Tout d'abord, l'organisme de gestion doit publier rapidement une "loi" spécifique, ou en d'autres termes, un système de classification des secteurs économiques verts nationaux, afin que les banques aient une base juridique solide pour l'évaluation et l'appréciation des projets.
Parallèlement, le soutien technique joue également un rôle clé, car les entreprises auront du mal à réaliser elles-mêmes des rapports ESG standard sans programmes de formation nationaux systématiques. Enfin, pour que les établissements de crédit soient suffisamment confiants pour étendre leur échelle de prêt sans craindre les risques de capital, l'État doit mettre en place des mécanismes de partage des risques tels que des fonds de garantie de crédit ou des politiques de soutien aux taux d'intérêt pour les projets à long terme, afin de soulager les inquiétudes concernant les déséquilibres financiers dans le processus de transition verte.

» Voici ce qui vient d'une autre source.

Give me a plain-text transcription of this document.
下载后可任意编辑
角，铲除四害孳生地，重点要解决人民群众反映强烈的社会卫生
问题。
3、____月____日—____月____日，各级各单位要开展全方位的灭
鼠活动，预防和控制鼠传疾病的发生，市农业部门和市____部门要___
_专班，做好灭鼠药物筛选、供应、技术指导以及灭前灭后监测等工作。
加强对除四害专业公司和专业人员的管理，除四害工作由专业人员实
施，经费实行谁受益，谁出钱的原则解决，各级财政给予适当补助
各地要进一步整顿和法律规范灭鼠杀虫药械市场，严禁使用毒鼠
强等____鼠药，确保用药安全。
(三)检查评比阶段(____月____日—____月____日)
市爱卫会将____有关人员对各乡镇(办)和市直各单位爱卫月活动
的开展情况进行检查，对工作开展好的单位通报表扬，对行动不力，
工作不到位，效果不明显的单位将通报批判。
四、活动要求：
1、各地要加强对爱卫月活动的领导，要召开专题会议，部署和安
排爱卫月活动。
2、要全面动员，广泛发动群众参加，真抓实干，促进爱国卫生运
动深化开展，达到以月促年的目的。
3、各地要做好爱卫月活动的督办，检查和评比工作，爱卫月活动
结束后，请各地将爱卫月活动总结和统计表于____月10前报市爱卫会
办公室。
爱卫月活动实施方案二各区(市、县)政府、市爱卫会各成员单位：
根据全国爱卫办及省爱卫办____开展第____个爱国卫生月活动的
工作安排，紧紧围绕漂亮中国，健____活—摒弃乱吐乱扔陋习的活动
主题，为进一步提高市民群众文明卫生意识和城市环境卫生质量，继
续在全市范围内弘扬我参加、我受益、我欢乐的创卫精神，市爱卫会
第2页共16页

Agribank a pris et prend des mesures pionnières. Mais pour que ces flux de capitaux se transforment en rivières et en mers, le consensus de tout un écosystème est nécessaire. Lorsque les goulots d'étranglement des mécanismes seront levés, les flux de capitaux verts seront véritablement le sang qui nourrira une économie vietnamienne moderne, durable et suffisamment forte pour tenir bon sur la carte du monde d'ici 2050.
Ce n'est pas seulement le problème de la banque. C'est le problème du développement national.